Increasingly, downloaded files of this nature contain a risk of serving up malware to your network.

Once malware is activated, criminals can take control of your data and hold it for ransom. Businesses are major targets because often business owners will pay large sums quickly to regain control of their business data.

In the past year, two First Business clients were victims of this crime. One client made the decision to pay the requested ransom in bitcoin. In that situation, they got back some access, but not access to all of their data, which is very common. Working with criminals, there are no guarantees they’ll follow through on their promises.

The other client said, “Well, that’s how it goes,” and marched forward without paying the ransom, never receiving access to the encrypted data

These two situations underscored, in my mind, that no one is safe from ransomware demands, no matter if you outsource your IT function or it’s performed internally. It’s extremely important to educate your employees to try to prevent ransomware scenarios as much as possible. Always back up your data to an off-site location, separate from your network.

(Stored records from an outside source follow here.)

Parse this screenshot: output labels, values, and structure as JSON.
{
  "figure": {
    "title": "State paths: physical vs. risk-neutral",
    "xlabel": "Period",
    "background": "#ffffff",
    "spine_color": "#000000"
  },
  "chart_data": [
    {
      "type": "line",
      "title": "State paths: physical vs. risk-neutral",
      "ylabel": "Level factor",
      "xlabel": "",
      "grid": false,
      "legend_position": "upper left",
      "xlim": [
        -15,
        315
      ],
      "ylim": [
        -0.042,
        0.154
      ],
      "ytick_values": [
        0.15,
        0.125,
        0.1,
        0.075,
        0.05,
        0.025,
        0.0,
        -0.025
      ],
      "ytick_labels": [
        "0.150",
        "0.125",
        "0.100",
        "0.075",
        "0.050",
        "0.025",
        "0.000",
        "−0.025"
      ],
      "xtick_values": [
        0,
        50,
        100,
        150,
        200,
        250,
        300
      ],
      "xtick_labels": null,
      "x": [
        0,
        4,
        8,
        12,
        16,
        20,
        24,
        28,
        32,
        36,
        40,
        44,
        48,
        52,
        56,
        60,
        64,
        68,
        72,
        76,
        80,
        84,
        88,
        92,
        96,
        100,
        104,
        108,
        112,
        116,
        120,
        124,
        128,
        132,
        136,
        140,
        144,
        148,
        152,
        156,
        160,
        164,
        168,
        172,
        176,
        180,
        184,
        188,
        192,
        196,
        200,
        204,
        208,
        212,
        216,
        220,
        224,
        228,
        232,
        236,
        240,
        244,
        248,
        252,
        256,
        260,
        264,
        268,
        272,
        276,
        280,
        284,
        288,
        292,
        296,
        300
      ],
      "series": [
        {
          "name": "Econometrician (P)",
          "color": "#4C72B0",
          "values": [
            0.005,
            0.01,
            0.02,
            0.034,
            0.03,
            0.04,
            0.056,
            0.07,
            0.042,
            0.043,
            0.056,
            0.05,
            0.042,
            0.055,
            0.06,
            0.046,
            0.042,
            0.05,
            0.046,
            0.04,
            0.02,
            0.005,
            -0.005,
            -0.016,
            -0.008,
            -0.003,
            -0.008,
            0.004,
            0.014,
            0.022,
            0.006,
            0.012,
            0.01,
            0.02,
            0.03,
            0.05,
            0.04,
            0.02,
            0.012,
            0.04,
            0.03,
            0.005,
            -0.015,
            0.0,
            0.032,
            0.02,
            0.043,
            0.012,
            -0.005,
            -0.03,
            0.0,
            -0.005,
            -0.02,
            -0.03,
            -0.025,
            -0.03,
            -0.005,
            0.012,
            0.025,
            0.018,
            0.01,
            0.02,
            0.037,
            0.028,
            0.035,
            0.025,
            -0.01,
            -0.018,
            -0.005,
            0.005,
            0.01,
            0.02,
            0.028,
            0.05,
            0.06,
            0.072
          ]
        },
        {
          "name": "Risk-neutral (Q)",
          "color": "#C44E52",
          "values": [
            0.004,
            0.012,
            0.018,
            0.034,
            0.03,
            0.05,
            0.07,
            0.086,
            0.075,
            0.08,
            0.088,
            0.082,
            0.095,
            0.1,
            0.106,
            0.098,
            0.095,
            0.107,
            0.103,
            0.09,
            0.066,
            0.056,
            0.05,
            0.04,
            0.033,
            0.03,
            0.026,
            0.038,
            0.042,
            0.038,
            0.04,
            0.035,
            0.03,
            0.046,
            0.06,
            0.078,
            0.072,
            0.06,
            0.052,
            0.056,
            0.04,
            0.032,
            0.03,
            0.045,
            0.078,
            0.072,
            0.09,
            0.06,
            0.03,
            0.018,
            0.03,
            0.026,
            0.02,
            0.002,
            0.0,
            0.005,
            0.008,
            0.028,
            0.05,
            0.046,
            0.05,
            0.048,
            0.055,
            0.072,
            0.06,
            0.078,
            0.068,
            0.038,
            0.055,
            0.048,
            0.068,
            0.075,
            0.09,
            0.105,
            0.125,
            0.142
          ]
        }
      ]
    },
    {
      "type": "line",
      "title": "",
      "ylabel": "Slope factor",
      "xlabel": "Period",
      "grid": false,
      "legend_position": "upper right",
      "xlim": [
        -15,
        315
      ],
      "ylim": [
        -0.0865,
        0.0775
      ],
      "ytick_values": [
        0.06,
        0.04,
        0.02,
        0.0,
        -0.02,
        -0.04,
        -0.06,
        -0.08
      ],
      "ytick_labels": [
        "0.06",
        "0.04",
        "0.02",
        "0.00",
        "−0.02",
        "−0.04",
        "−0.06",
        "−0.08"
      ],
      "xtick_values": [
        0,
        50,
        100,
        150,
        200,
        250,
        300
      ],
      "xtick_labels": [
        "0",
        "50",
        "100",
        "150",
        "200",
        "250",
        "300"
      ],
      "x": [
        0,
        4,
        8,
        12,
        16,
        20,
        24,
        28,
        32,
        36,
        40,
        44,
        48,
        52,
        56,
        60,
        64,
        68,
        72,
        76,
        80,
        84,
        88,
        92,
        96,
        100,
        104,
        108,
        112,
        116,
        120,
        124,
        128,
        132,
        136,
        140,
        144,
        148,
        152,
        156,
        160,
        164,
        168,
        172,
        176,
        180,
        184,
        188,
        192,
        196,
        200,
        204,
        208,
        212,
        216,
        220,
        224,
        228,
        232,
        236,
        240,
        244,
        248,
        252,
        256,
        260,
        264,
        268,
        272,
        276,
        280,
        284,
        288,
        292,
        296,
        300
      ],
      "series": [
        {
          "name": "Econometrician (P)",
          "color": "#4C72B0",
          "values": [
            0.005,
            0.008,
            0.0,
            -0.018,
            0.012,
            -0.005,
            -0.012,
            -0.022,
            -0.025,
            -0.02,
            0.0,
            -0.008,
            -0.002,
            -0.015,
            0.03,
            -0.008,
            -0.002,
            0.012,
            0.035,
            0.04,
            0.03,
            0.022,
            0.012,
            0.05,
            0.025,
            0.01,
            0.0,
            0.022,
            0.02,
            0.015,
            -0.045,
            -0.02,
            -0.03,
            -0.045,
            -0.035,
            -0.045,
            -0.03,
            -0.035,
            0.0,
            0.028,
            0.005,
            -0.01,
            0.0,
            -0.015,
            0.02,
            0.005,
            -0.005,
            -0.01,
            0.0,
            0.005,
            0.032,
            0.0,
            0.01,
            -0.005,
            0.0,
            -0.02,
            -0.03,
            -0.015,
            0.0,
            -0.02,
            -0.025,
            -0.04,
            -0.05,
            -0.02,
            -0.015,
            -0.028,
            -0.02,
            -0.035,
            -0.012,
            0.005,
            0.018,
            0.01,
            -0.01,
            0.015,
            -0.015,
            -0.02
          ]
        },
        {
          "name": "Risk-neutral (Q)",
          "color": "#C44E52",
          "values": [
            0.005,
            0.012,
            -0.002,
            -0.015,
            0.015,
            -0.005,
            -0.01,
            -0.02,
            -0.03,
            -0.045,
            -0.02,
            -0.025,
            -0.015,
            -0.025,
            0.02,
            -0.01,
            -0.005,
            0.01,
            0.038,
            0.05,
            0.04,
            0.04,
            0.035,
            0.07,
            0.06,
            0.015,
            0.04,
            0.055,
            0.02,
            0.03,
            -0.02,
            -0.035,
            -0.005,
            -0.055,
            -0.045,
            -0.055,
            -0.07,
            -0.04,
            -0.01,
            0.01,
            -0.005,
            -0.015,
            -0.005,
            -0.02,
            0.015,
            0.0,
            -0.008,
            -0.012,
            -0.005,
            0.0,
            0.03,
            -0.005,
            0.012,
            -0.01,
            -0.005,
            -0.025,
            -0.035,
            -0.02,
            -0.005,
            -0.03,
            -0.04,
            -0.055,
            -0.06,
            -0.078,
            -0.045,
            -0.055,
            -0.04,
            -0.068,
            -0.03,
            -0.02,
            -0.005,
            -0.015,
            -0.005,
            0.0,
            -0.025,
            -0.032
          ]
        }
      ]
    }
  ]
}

As a business bank, we are on the front line of helping clients who are in these unfortunate situations, which is why we recently published three new resources:

Ransomware: Tips for this Top Threat to Your Business

Ransomware Prevention Checklist

Ransomware Reporting Checklist

If I can make a difference with these best practices and get through to one business owner to prevent one crime, it’s worth it. The productivity alone lost in these ransomware cases is astounding, not to mention when they lose control of sensitive data to criminals who can use it for financial gain.

Our clients are very busy people and it’s more difficult than ever to elevate IT security as a top priority, but the alternative may be perpetually losing complete control of all data. How will that affect your business?

1 comment on “Let’s Order Pizza — Hold the Malware”

  1. Nathan Sharpe

    August 10, 2018 at 11:03 am

    Eye opening post, I had not realized that hackers would embed their viruses in various restaurant menus. Downloading outside content on office computers is a big No No in my book. There will be some errant employees but a good firewall and proper restrictions need to be set in prohibiting outside downloads should block such attacks. Thank you for making us more aware of this problem!